Well, not absolutely new, according to St. Paul, who says in our Epistle that the prophets promised it beforehand in the scriptures, but God was now fulfilling those promises in new ways beyond anyone’s expectations. Not just God-with-us, not just God along with us, but God as one of us. God submitting to childbirth. In the midst of us. In spite of us! The baby was the beginning of a new inhabitation of God with us, a new order of God’s investment in us, God invests Godself in us. “That’s who the Holy Spirit is, Joseph, who entered inside your fiancĂ© when she said, ‘Yes, let it be to me,” and who now will come inside all of us as well.”
So your belief makes all the difference to God. You, Christian, sitting out there. God submits to your belief. You are God’s sign. When you face decisions and dilemmas, I know you might want to ask for a sign from God, and occasionally you might get one, but I’m warning you, that sign will just increase your complications, and that’s not God’s preferred practice now, anyway, because God is in you as the Holy Spirit, and you yourself are a sign from God. God says, “You choose! You estimate! I’m not going to tell you very much, just enough, but I trust your desire to choose the good.
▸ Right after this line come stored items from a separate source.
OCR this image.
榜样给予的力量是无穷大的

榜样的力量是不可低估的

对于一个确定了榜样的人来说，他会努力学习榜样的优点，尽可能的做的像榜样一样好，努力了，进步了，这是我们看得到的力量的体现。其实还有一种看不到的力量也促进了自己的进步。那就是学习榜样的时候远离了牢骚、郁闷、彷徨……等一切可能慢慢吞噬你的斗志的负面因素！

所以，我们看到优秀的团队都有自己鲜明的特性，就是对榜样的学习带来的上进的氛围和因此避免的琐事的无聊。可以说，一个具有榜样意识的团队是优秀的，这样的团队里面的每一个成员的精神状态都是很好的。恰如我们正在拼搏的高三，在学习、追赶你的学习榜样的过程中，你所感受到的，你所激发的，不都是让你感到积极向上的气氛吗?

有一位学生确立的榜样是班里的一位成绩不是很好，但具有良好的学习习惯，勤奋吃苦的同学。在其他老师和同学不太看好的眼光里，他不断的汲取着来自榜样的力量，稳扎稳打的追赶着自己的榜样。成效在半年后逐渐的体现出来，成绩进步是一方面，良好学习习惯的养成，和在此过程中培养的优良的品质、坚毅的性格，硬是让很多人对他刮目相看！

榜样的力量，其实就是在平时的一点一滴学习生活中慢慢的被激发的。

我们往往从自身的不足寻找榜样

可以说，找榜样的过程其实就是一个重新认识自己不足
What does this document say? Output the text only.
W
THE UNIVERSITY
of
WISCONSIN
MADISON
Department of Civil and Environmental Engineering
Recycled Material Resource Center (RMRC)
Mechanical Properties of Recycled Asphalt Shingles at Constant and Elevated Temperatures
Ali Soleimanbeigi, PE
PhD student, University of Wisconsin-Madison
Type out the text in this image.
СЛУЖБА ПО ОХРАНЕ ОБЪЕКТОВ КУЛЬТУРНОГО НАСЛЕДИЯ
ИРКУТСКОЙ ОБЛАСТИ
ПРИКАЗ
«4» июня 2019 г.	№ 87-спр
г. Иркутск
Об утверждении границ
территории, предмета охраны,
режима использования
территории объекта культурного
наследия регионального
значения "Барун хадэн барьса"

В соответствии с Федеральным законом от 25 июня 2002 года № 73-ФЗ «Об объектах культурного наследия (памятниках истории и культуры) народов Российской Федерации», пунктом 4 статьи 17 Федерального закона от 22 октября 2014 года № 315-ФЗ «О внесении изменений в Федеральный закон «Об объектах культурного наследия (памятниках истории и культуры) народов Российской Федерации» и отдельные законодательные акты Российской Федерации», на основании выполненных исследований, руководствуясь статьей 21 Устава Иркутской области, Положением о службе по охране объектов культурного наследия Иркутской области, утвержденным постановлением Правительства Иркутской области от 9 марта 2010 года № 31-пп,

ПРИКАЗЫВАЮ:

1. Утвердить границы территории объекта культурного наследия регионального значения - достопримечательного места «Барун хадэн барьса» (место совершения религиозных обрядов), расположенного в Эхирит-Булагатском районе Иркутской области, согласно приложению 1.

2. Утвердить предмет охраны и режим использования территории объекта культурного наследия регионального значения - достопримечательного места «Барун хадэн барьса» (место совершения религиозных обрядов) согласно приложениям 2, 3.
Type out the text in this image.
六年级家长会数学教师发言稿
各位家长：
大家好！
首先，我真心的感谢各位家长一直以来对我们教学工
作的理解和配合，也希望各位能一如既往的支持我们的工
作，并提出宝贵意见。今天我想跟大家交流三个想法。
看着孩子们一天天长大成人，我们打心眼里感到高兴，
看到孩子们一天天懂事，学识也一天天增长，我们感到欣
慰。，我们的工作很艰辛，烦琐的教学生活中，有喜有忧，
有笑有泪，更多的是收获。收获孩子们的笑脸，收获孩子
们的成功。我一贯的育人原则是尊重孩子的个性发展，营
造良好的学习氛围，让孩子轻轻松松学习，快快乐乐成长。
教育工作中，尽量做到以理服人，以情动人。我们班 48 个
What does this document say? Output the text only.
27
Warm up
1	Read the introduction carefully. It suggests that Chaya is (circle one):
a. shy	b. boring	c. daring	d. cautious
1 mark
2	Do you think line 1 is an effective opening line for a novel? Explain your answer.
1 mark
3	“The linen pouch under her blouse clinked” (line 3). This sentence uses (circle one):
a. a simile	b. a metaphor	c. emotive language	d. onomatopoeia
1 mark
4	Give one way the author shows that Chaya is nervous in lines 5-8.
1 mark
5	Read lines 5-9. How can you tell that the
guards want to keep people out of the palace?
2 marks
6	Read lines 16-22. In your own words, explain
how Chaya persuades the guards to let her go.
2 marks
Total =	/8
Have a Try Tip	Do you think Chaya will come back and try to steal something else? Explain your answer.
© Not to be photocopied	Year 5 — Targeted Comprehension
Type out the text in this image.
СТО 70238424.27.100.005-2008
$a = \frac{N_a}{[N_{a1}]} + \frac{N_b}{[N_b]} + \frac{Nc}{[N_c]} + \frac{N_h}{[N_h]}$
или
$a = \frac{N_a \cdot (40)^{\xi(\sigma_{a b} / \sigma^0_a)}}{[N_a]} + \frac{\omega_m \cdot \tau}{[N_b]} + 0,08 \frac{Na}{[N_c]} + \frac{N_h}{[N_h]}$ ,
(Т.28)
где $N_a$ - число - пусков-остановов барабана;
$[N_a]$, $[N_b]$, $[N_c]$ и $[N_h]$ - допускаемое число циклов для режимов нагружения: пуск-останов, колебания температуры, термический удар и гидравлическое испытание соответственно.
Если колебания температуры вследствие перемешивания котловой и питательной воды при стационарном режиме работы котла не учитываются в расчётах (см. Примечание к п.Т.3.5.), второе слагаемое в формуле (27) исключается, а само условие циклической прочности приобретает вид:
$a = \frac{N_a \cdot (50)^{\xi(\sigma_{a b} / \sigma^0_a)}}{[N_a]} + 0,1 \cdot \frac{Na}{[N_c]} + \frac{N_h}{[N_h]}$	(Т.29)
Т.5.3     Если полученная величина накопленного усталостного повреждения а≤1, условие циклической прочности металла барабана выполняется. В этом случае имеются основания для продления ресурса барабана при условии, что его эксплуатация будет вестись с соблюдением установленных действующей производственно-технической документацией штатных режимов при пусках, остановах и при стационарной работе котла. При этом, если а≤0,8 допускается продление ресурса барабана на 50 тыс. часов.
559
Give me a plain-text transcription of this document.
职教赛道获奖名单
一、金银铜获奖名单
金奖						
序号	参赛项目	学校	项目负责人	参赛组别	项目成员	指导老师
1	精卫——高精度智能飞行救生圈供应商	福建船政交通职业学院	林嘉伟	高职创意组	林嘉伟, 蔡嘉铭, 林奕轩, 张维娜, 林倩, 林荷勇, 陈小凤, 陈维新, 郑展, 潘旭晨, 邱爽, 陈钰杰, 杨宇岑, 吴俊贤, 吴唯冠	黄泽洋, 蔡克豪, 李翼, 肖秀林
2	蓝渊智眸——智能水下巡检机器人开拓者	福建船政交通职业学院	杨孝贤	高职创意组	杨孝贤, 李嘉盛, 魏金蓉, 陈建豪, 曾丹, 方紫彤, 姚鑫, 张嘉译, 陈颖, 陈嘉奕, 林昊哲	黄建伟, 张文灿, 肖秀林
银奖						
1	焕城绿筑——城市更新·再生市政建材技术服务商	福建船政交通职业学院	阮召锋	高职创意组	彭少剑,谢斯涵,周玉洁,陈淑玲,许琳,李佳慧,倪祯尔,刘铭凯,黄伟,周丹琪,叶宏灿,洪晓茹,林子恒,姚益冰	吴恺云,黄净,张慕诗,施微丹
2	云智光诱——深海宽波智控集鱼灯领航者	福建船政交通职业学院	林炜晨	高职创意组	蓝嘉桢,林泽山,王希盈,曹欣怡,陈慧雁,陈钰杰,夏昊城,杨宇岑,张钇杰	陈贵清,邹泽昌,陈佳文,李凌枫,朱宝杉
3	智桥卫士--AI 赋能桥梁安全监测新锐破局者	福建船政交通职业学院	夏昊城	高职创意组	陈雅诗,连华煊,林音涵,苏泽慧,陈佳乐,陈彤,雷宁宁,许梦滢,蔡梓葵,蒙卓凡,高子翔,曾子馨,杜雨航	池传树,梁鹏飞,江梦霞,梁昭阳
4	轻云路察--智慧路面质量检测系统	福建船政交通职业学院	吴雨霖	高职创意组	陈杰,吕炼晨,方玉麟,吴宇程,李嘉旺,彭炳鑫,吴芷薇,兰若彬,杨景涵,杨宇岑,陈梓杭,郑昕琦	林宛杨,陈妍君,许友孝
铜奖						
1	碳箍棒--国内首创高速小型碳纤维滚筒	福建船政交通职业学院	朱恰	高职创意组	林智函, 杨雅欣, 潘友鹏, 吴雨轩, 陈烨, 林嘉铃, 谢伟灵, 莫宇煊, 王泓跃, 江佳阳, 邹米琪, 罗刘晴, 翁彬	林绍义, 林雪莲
And precisely in your fragile choosing, my dear believer, is how I make myself active in the world.”
The virgin shall conceive and bear a son, and you shall call his name, God-with-us. God saves the world through the soft inside and not from the top, and you must receive God in God’s chosen vulnerability. That’s the sign for your faith. As Joseph will receive Mary in her vulnerability. I’m wondering how it felt for Mary when Joseph somewhat shyly came up to her and said, “I take you, Mary, to be my wedded wife.” Not a typical love story, this one, is it, so full of complications, but a wonderful love story all the same, and a story that carries the love of God for people just like you.